Oil price jumps as war escalates with attack on Iran’s South Pars field, Asaluyeh oil facilities

Photo caption: Oil

 

Crude rallied after Iran said some of its energy facilities had come under attack and threatened retaliation on oil and gas facilities in neighboring countries.

Brent spiked above $108 a barrel, after adding more than 3% on Tuesday. Iranian state TV said part of the giant South Pars gas field was hit in an airstrike, as were Asaluyeh oil industry facilities. Iran pledged to strike back and hit enemy sites previously thought to be safe, the semi-official Fars news agency reported.

The attack on Iranian energy assets is the latest escalation in a conflict that’s disrupting swaths of global oil supply. Brent crude has surged almost 80% this year, with traffic all-but halted through the Strait of Hormuz, which handles about a fifth of the world’s oil and liquefied natural gas.

The conflict has sent energy prices soaring, triggered fuel shortages in Asia and spawned concerns about faster global inflation. European gas futures also jumped after the attack.

“The immediate impact of a potential closure of the Strait of Hormuz, something the US administration may have significantly underestimated, is higher energy prices,” said Tamas Varga, an analyst at brokerage PVM. “The US’s objectives in Iran remain unclear, and the end of the conflict is nowhere in sight.”

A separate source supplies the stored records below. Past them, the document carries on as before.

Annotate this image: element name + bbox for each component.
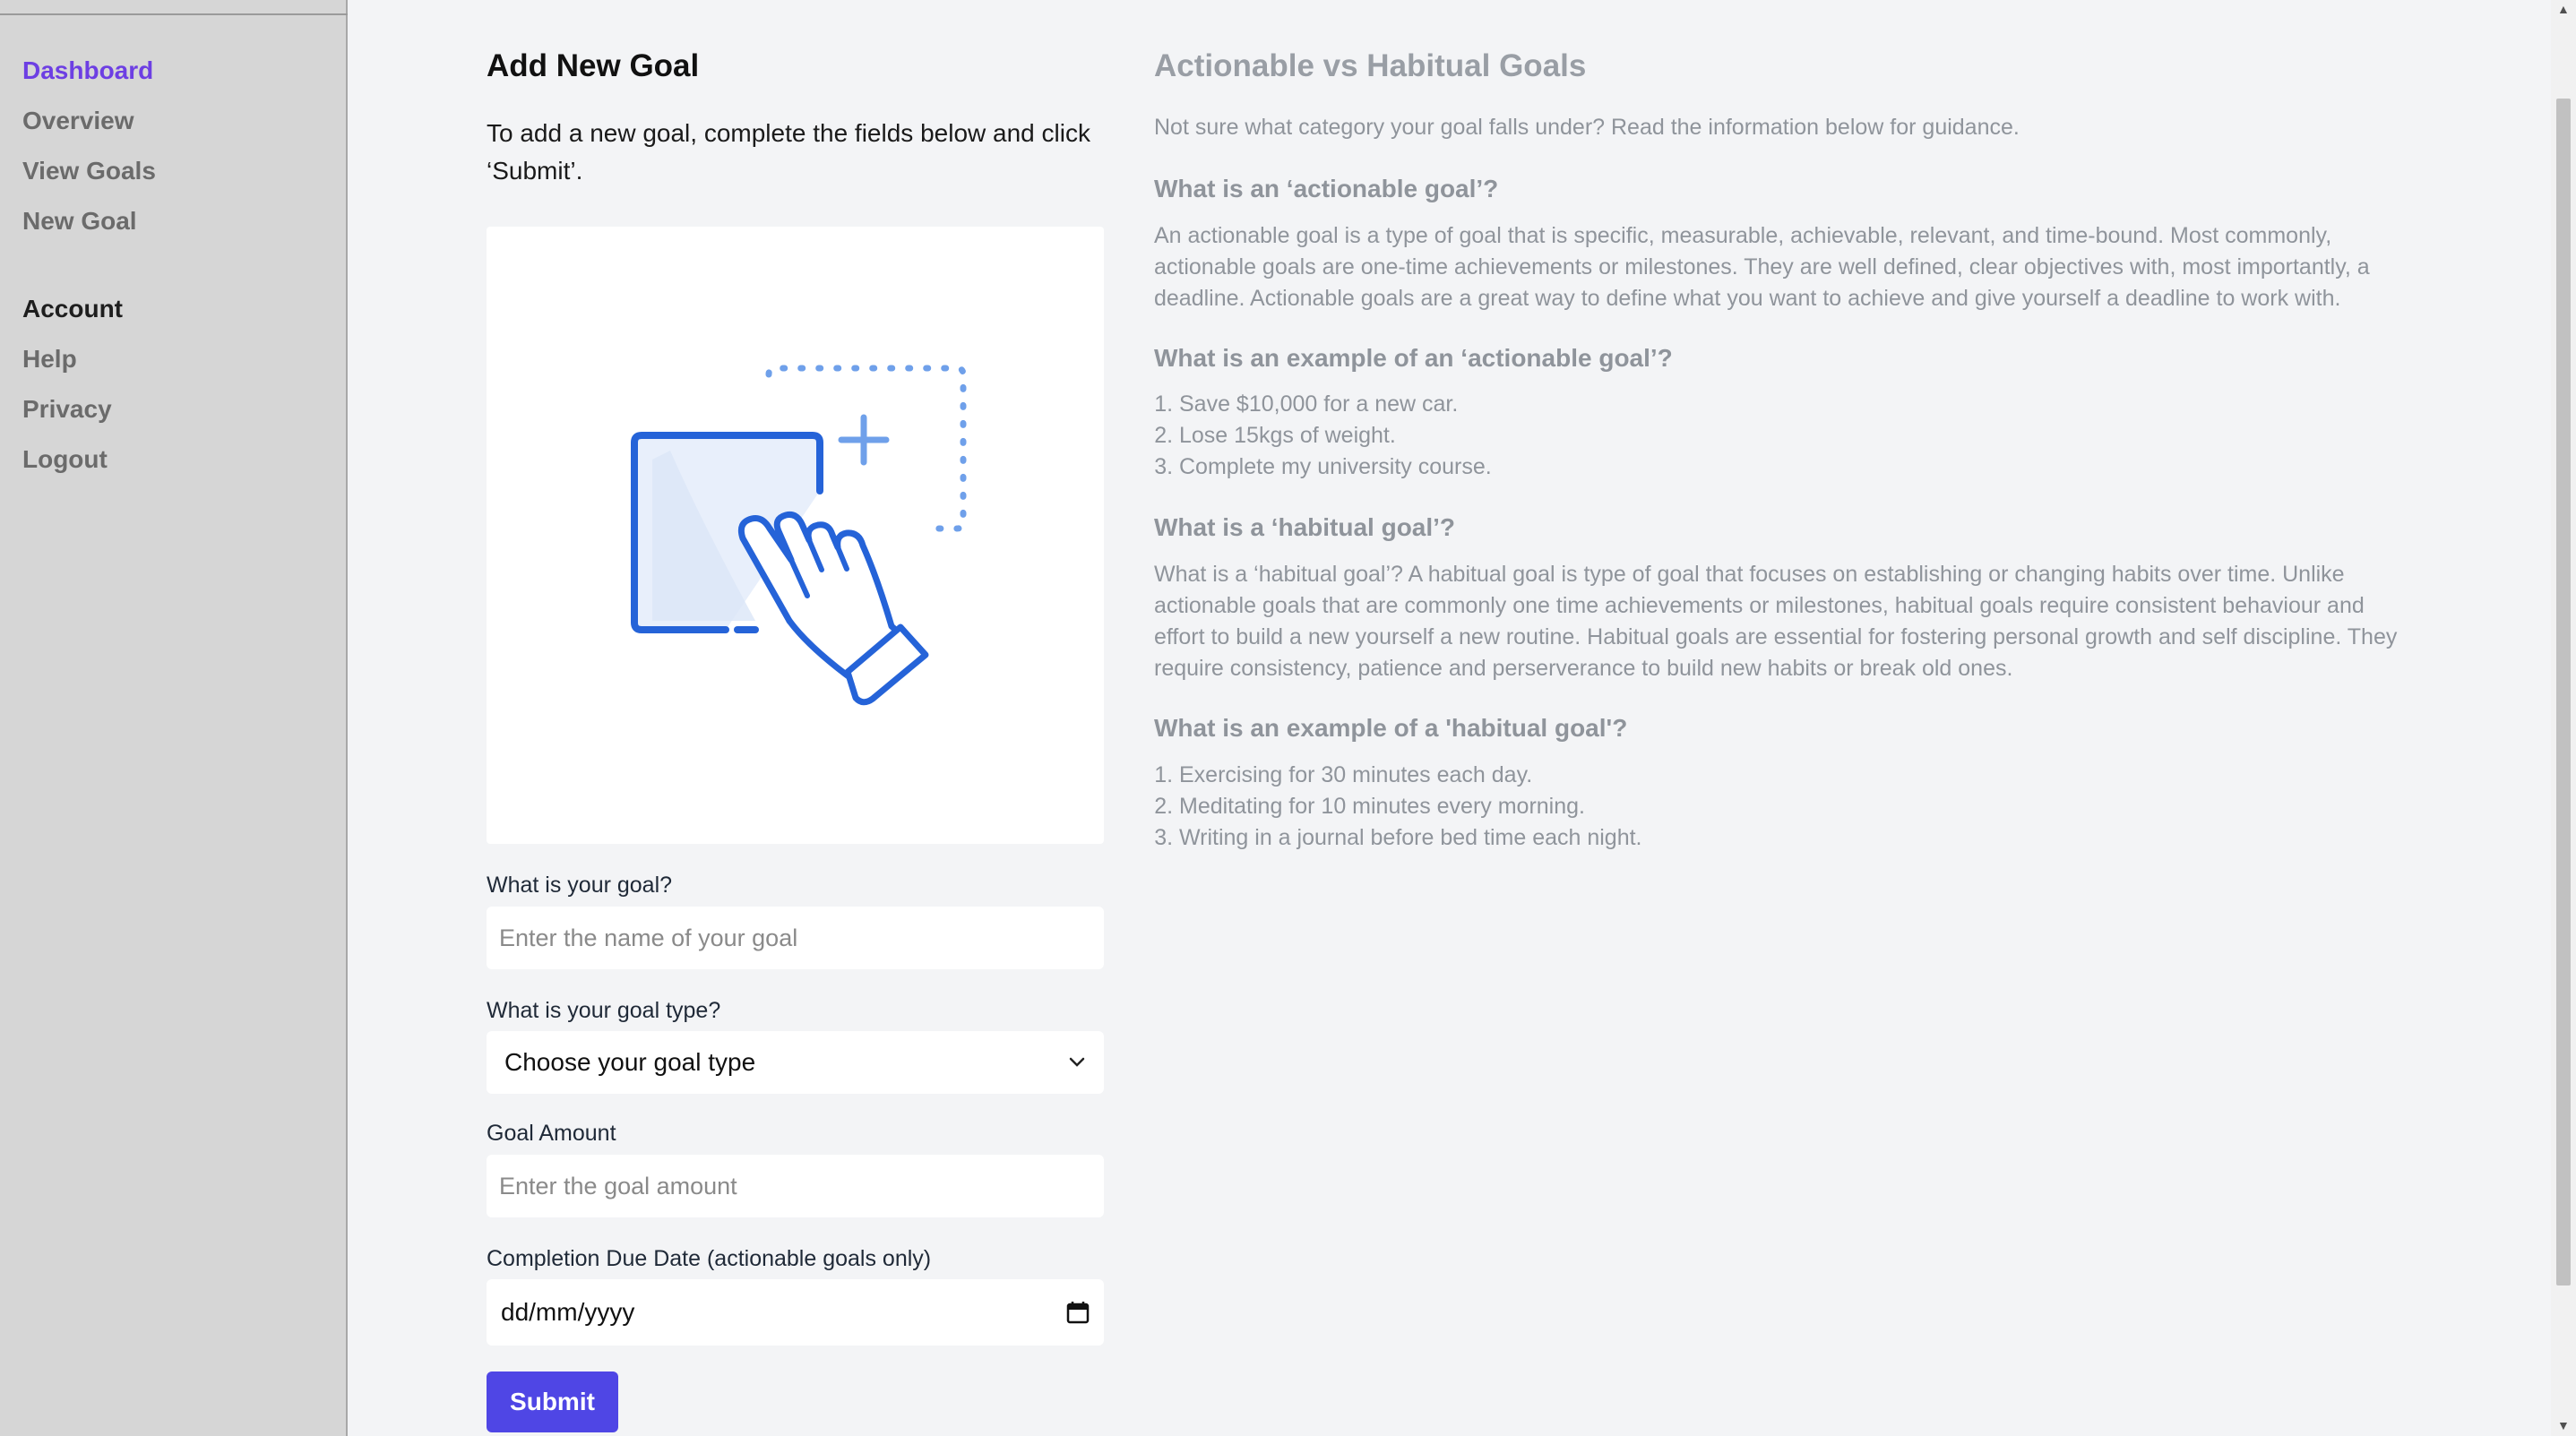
chevron-down-icon (1069, 1057, 1085, 1067)
goal-name-input[interactable] (487, 907, 1104, 969)
due-date-label: Completion Due Date (actionable goals on… (487, 1246, 932, 1271)
habitual-example-list: Exercising for 30 minutes each day. Medi… (1154, 760, 1642, 854)
goal-type-select[interactable]: Choose your goal type (487, 1031, 1104, 1094)
list-item: Lose 15kgs of weight. (1179, 420, 1492, 451)
page-scrollbar[interactable]: ▲ ▼ (2551, 0, 2576, 1436)
actionable-body: An actionable goal is a type of goal tha… (1154, 223, 2370, 311)
sidebar-item-view-goals[interactable]: View Goals (22, 157, 156, 185)
sidebar-item-logout[interactable]: Logout (22, 445, 108, 474)
due-date-value: dd/mm/yyyy (501, 1298, 635, 1326)
submit-button[interactable]: Submit (487, 1372, 618, 1432)
illustration-panel (487, 227, 1104, 844)
habitual-body: What is a ‘habitual goal’? A habitual go… (1154, 562, 2398, 681)
habitual-heading: What is a ‘habitual goal’? (1154, 513, 1456, 541)
scroll-down-arrow-icon[interactable]: ▼ (2557, 1418, 2570, 1432)
sidebar-item-privacy[interactable]: Privacy (22, 395, 112, 424)
goal-amount-input[interactable] (487, 1155, 1104, 1217)
list-item: Exercising for 30 minutes each day. (1179, 760, 1642, 791)
goal-type-label: What is your goal type? (487, 998, 721, 1023)
sidebar-item-dashboard[interactable]: Dashboard (22, 56, 153, 85)
form-intro: To add a new goal, complete the fields b… (487, 119, 1090, 185)
actionable-example-heading: What is an example of an ‘actionable goa… (1154, 344, 1673, 372)
scroll-up-arrow-icon[interactable]: ▲ (2557, 2, 2570, 16)
due-date-input[interactable]: dd/mm/yyyy (487, 1279, 1104, 1346)
goal-name-label: What is your goal? (487, 873, 673, 898)
actionable-example-list: Save $10,000 for a new car. Lose 15kgs o… (1154, 389, 1492, 483)
sidebar-item-new-goal[interactable]: New Goal (22, 207, 137, 236)
sidebar-item-account[interactable]: Account (22, 295, 123, 323)
list-item: Save $10,000 for a new car. (1179, 389, 1492, 420)
list-item: Complete my university course. (1179, 451, 1492, 483)
sidebar-item-overview[interactable]: Overview (22, 107, 134, 135)
info-lead: Not sure what category your goal falls u… (1154, 115, 2020, 140)
goal-type-selected-value: Choose your goal type (504, 1048, 756, 1076)
habitual-example-heading: What is an example of a 'habitual goal'? (1154, 714, 1628, 742)
sidebar-item-help[interactable]: Help (22, 345, 77, 374)
info-title: Actionable vs Habitual Goals (1154, 48, 1587, 83)
list-item: Meditating for 10 minutes every morning. (1179, 791, 1642, 822)
scrollbar-thumb[interactable] (2556, 99, 2571, 1286)
list-item: Writing in a journal before bed time eac… (1179, 822, 1642, 854)
page-title: Add New Goal (487, 48, 700, 83)
calendar-icon[interactable] (1066, 1301, 1090, 1324)
sidebar: Dashboard Overview View Goals New Goal A… (0, 0, 348, 1436)
add-item-hand-icon (631, 365, 967, 706)
goal-amount-label: Goal Amount (487, 1121, 616, 1146)
actionable-heading: What is an ‘actionable goal’? (1154, 175, 1499, 202)
sidebar-divider (0, 13, 348, 15)
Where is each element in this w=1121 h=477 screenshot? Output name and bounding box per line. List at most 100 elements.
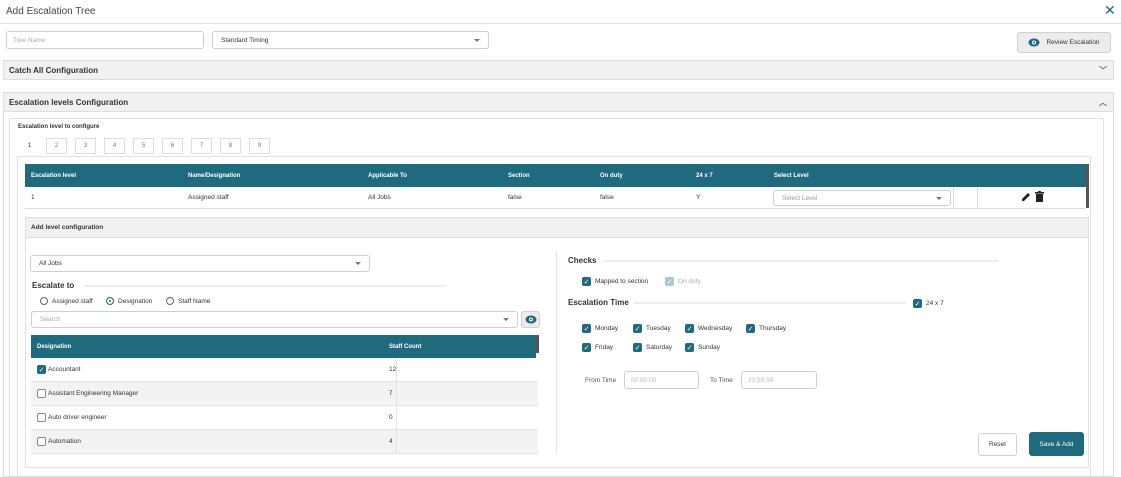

Iran earlier also vowed revenge for attacks that led to the death of its security chief Ali Larijani, while President Donald Trump said the US could end the conflict in the near future.

Gulf nations are still enacting workarounds for Hormuz. Iraq will resume exports through a pipeline that links the semi-autonomous region of Kurdistan to Turkey’s Mediterranean port of Ceyhan. But the rerouting can only ship a fraction of the OPEC producer’s output, which has dropped to about a third of levels before the war.

Fuel price hikes — with US diesel prices at the pump topping $5 a gallon this week — will be scrutinized by central bankers around the world as they steer monetary policy. US Federal Reserve officials gather later on Wednesday to set interest rates, though no change is expected.

The oil market’s focus remains firmly on the Hormuz chokepoint. Traffic conditions are now shaped by a political calculus, with Iran likely allowing just a handful of vessels to transit based on their affiliations, while deterring or blocking most others.

Though headline price moves have been more muted in recent days, other gauges in crude markets are still seeing wild swings. West Texas Intermediate crude’s discount to Brent expanded to more than $11 at one point on Wednesday, the biggest since July 2022. US futures have weakened in part because of hedging around the release of emergency reserves.

“With no end in sight to hostilities, shut-ins rising on a daily basis, and the Strait technically closed, we remain of the view that Brent is set to remain in a new, higher $95-to-$110 range,” said Robert Rennie, head of commodity research at Westpac Banking Corp. “Were we to see a major refinery plant hit or confirmation of additional mining of the strait, we would expect that range to extend higher by another $10-$20,” he added.